Heather Banos possesses a mythical persona. She is a living rainbow with an infectious love of life and a soft voice which brings you into her world. Out of a dark storm of drinking into the light of sobriety, her feet now carry her into a life of running. Her addictive personality and eating disorder are transformed to create a disciplined life of exercise and nutrition. She often performs for an audience of one, her 7-year-old son, Jaxson. “I wanted to show my son a life where he would learn to chase his dreams and goals in positive ways,” she says.
Running didn’t always appeal to Banos. “I hated running my whole life, I stayed away from it,” she says. “But I like to challenge myself. It was really, really hard, but a good and positive thing to embrace.”
The lithe spirit in Banos grew to love running. She started running short distances. She looked for local fun runs. In six months, she went from five miles to half-marathons. She found she enjoyed the beauty of the road along with the expanded vistas of mountain trails. She learned to be part of a family, crewing and pacing for other runners.
After 18 months, she was ready to enter the 50K race around the mountain lake. By the time of the grueling race, she adored her new sport. “I didn’t want to beat others. I wanted to beat myself,” Banos says.
Her races are a passion and calling. She journals her life and her training on Facebook. “Running has given me the high I was always chasing,” she says. “I put myself out on social media, wanting to help others who are coming from where I was. Facebook is my diary and release.”
Banos finds her accomplishments forge her identity. “I didn’t like myself in the beginning,” she says. “Fitness and nutrition have introduced me to a support system. I have a new family and community who see me for who I am now.”

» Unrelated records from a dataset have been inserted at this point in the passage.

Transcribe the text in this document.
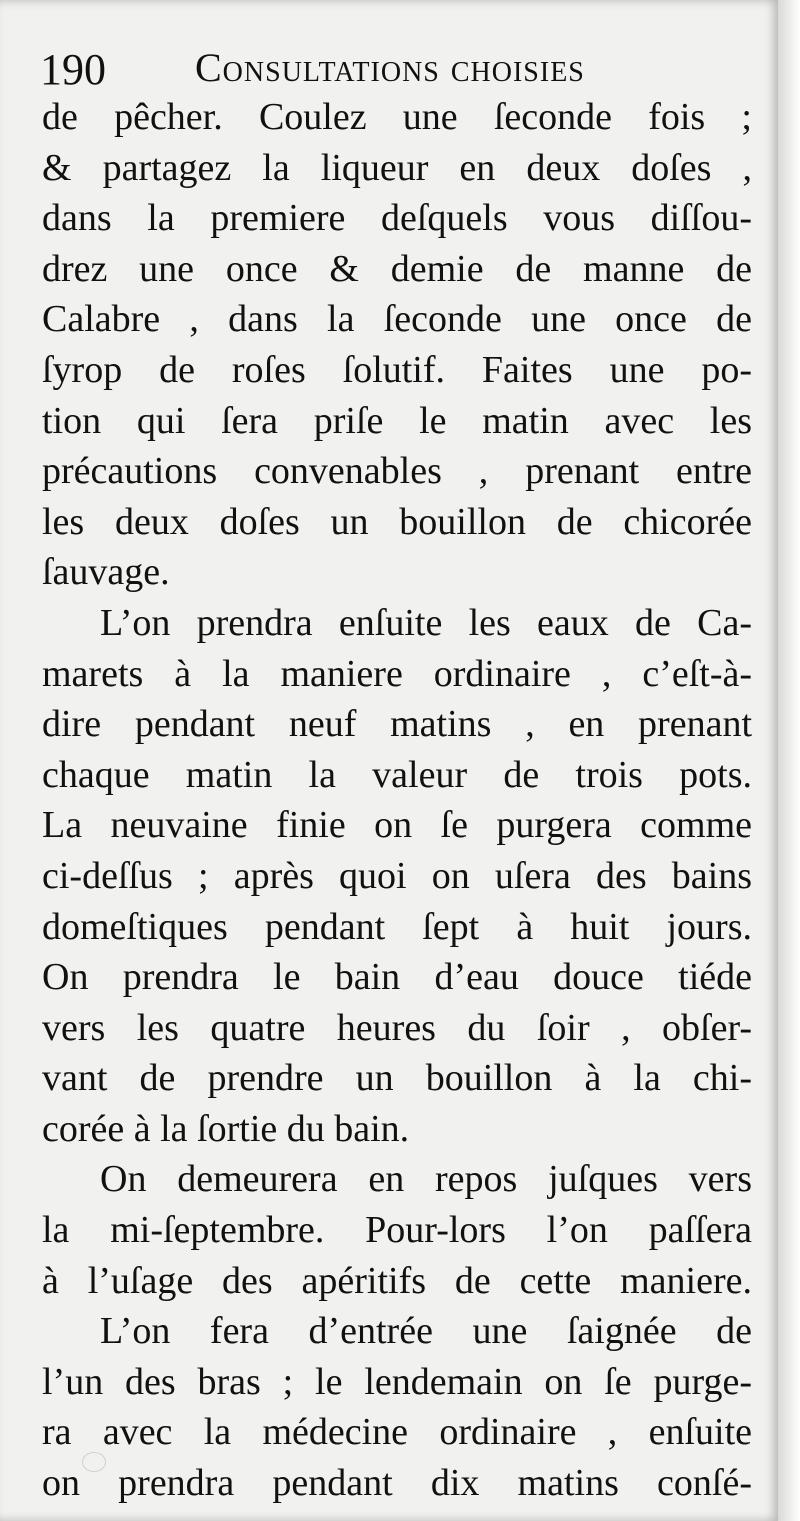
190 Consultations choisies
de pêcher. Coulez une ſeconde fois ;
& partagez la liqueur en deux doſes ,
dans la premiere deſquels vous diſſou-
drez une once & demie de manne de
Calabre , dans la ſeconde une once de
ſyrop de roſes ſolutif. Faites une po-
tion qui ſera priſe le matin avec les
précautions convenables , prenant entre
les deux doſes un bouillon de chicorée
ſauvage.
L’on prendra enſuite les eaux de Ca-
marets à la maniere ordinaire , c’eſt-à-
dire pendant neuf matins , en prenant
chaque matin la valeur de trois pots.
La neuvaine finie on ſe purgera comme
ci-deſſus ; après quoi on uſera des bains
domeſtiques pendant ſept à huit jours.
On prendra le bain d’eau douce tiéde
vers les quatre heures du ſoir , obſer-
vant de prendre un bouillon à la chi-
corée à la ſortie du bain.
On demeurera en repos juſques vers
la mi-ſeptembre. Pour-lors l’on paſſera
à l’uſage des apéritifs de cette maniere.
L’on fera d’entrée une ſaignée de
l’un des bras ; le lendemain on ſe purge-
ra avec la médecine ordinaire , enſuite
on prendra pendant dix matins conſé-
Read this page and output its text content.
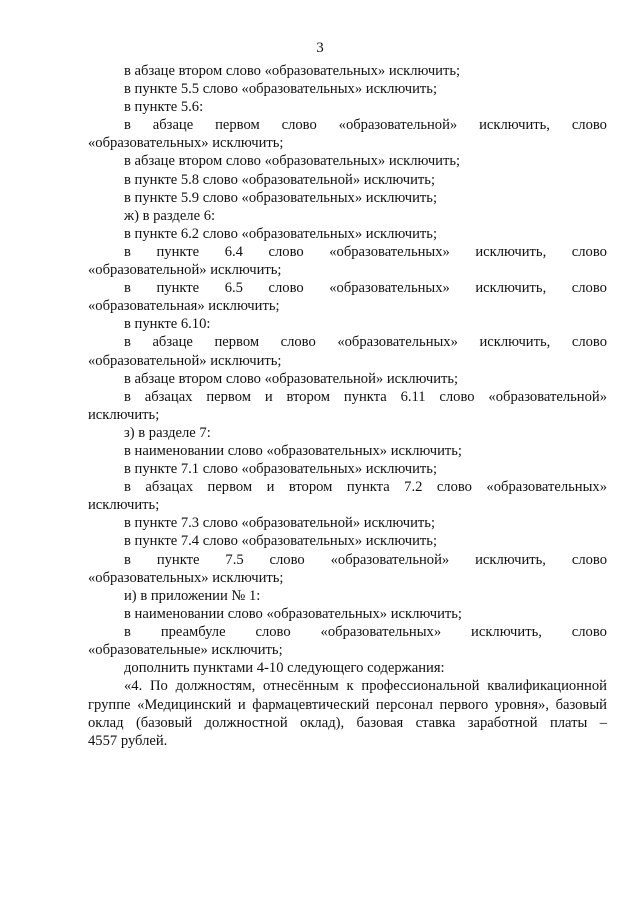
3
в абзаце втором слово «образовательных» исключить;
в пункте 5.5 слово «образовательных» исключить;
в пункте 5.6:
в абзаце первом слово «образовательной» исключить, слово
«образовательных» исключить;
в абзаце втором слово «образовательных» исключить;
в пункте 5.8 слово «образовательной» исключить;
в пункте 5.9 слово «образовательных» исключить;
ж) в разделе 6:
в пункте 6.2 слово «образовательных» исключить;
в пункте 6.4 слово «образовательных» исключить, слово
«образовательной» исключить;
в пункте 6.5 слово «образовательных» исключить, слово
«образовательная» исключить;
в пункте 6.10:
в абзаце первом слово «образовательных» исключить, слово
«образовательной» исключить;
в абзаце втором слово «образовательной» исключить;
в абзацах первом и втором пункта 6.11 слово «образовательной»
исключить;
з) в разделе 7:
в наименовании слово «образовательных» исключить;
в пункте 7.1 слово «образовательных» исключить;
в абзацах первом и втором пункта 7.2 слово «образовательных»
исключить;
в пункте 7.3 слово «образовательной» исключить;
в пункте 7.4 слово «образовательных» исключить;
в пункте 7.5 слово «образовательной» исключить, слово
«образовательных» исключить;
и) в приложении № 1:
в наименовании слово «образовательных» исключить;
в преамбуле слово «образовательных» исключить, слово
«образовательные» исключить;
дополнить пунктами 4-10 следующего содержания:
«4. По должностям, отнесённым к профессиональной квалификационной
группе «Медицинский и фармацевтический персонал первого уровня», базовый
оклад (базовый должностной оклад), базовая ставка заработной платы –
4557 рублей.
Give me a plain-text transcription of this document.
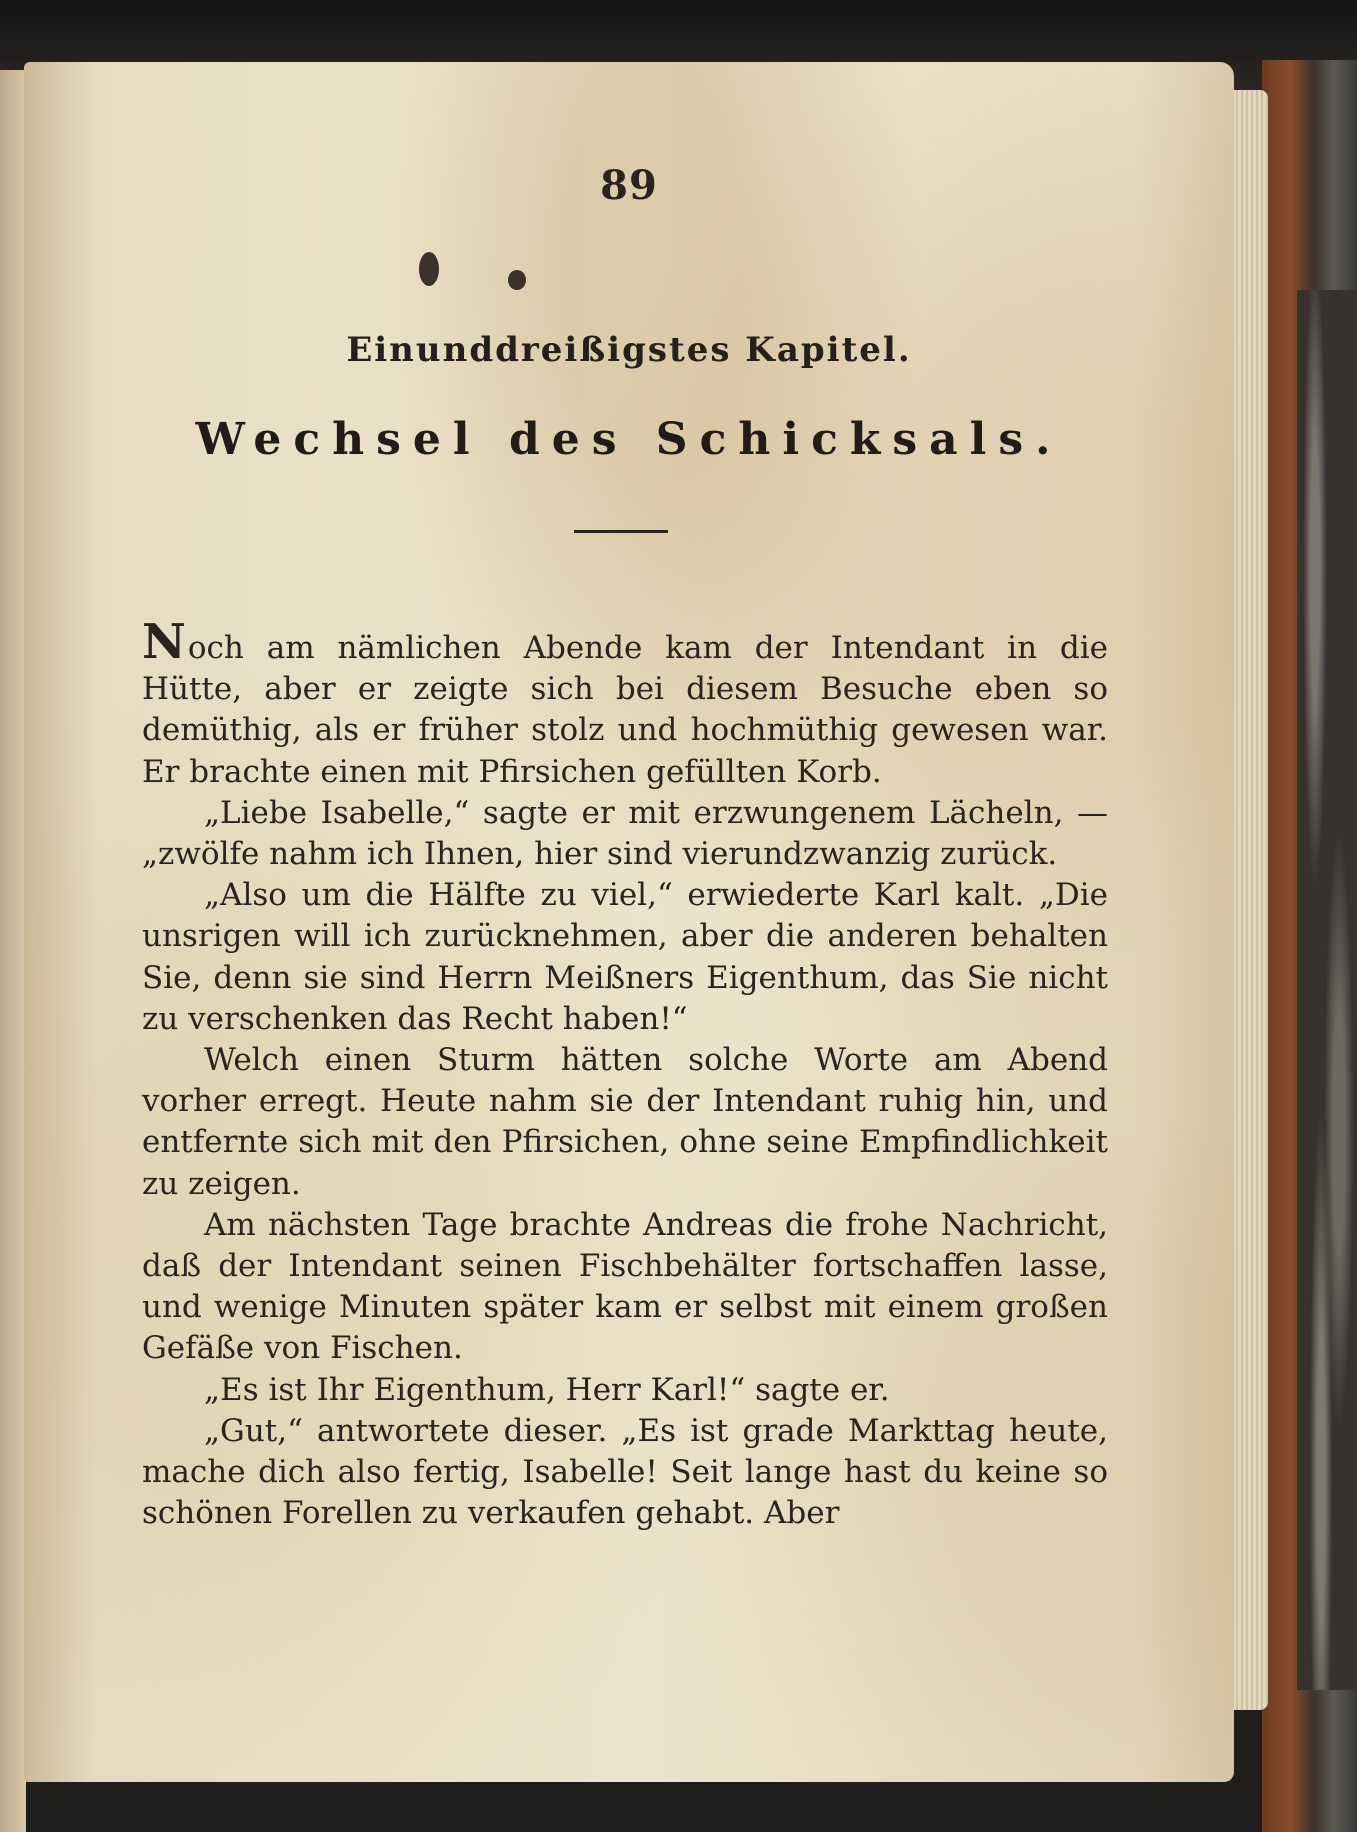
89
Einunddreißigstes Kapitel.
Wechsel des Schicksals.

Noch am nämlichen Abende kam der Intendant in die Hütte, aber er zeigte sich bei diesem Besuche eben so demüthig, als er früher stolz und hochmüthig gewesen war. Er brachte einen mit Pfirsichen gefüllten Korb.

„Liebe Isabelle,“ sagte er mit erzwungenem Lächeln, — „zwölfe nahm ich Ihnen, hier sind vierundzwanzig zurück.

„Also um die Hälfte zu viel,“ erwiederte Karl kalt. „Die unsrigen will ich zurücknehmen, aber die anderen behalten Sie, denn sie sind Herrn Meißners Eigenthum, das Sie nicht zu verschenken das Recht haben!“

Welch einen Sturm hätten solche Worte am Abend vorher erregt. Heute nahm sie der Intendant ruhig hin, und entfernte sich mit den Pfirsichen, ohne seine Empfindlichkeit zu zeigen.

Am nächsten Tage brachte Andreas die frohe Nachricht, daß der Intendant seinen Fischbehälter fortschaffen lasse, und wenige Minuten später kam er selbst mit einem großen Gefäße von Fischen.

„Es ist Ihr Eigenthum, Herr Karl!“ sagte er.

„Gut,“ antwortete dieser. „Es ist grade Markttag heute, mache dich also fertig, Isabelle! Seit lange hast du keine so schönen Forellen zu verkaufen gehabt. Aber
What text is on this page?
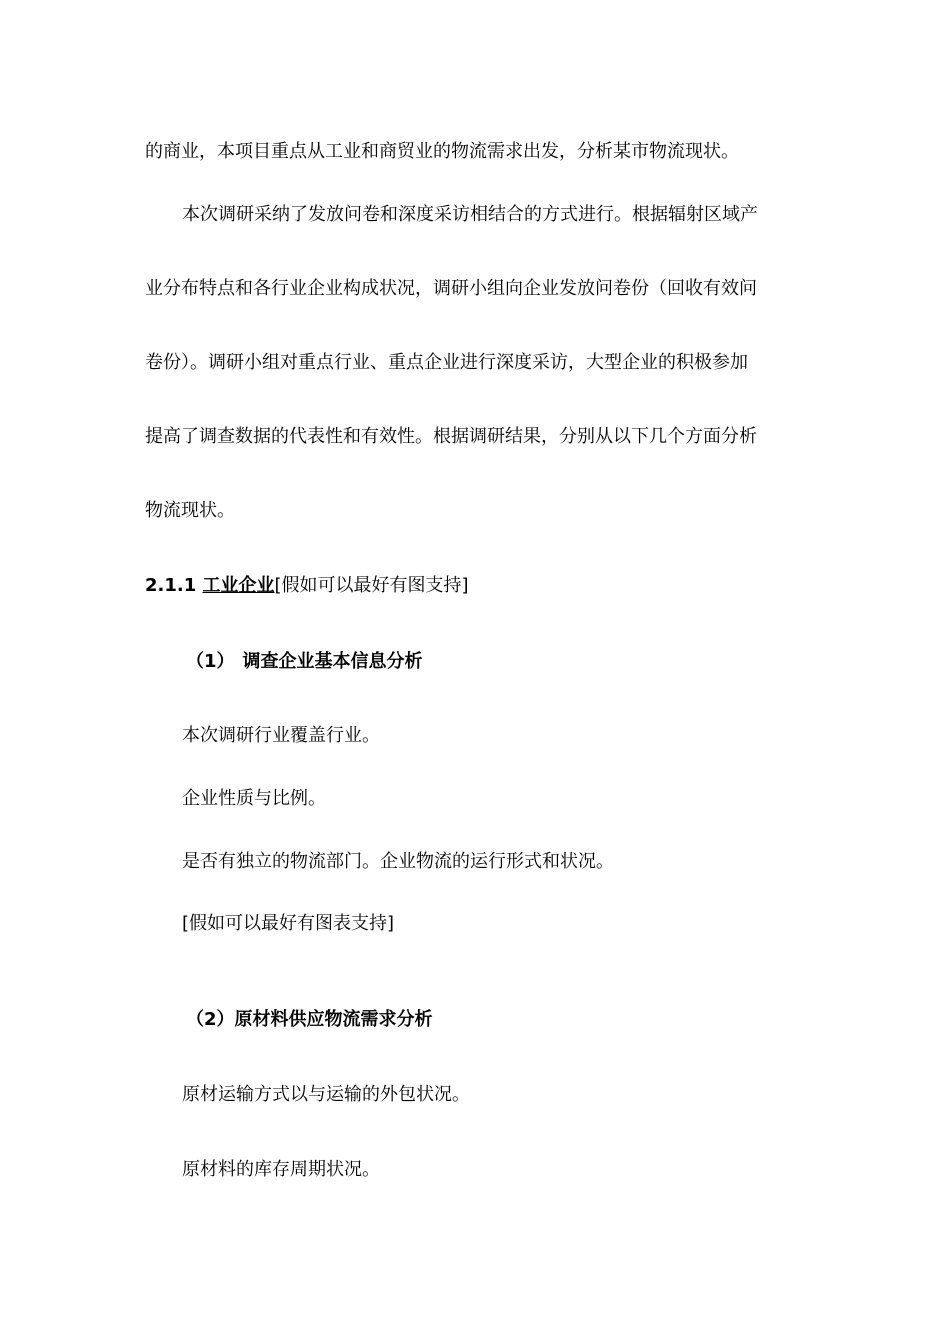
的商业，本项目重点从工业和商贸业的物流需求出发，分析某市物流现状。

本次调研采纳了发放问卷和深度采访相结合的方式进行。根据辐射区域产

业分布特点和各行业企业构成状况，调研小组向企业发放问卷份（回收有效问

卷份）。调研小组对重点行业、重点企业进行深度采访，大型企业的积极参加

提高了调查数据的代表性和有效性。根据调研结果，分别从以下几个方面分析

物流现状。

2.1.1 工业企业[假如可以最好有图支持]

（1） 调查企业基本信息分析

本次调研行业覆盖行业。

企业性质与比例。

是否有独立的物流部门。企业物流的运行形式和状况。

[假如可以最好有图表支持]

（2）原材料供应物流需求分析

原材运输方式以与运输的外包状况。

原材料的库存周期状况。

Her enthusiasm is more than internal; it bubbles out in her bright outfits, her changing hair color and the tattoos which grace her skin. She is a genuine character as she dashes through her races. There is no falseness in her. “I like to stand out. At first, the color was to draw attention away from worrying about what people thought of me,” she says. “But people and kids love it. It helps make running the most positive thing in my life.”
Her goals expand with each day. She is training for a 50-mile race, with her eyes looking beyond to a 100 miler. “I still have bad days,” she says, “but I look for the positive outlook, the good lesson. Let me have the bad day. Tomorrow is a different day.”
Companies have begun to endorse Banos through ambassadorships. They provide equipment to a runner, not because they are first in a race, but because they inspire. “I have to use it and believe in the company. It’s local businesses I love the most,” she says. “I like to pick based on who they are and see if their values connect with mine.”
Banos is a woman who embodies a myth and has brought herself into the real world. Her hand fingers the small rubber unicorn she often carries with her. “I know sometimes I won’t finish, but that’s where I’ll learn the most,” she says. “You learn not from the wins, but from the struggles. Running saved my life.”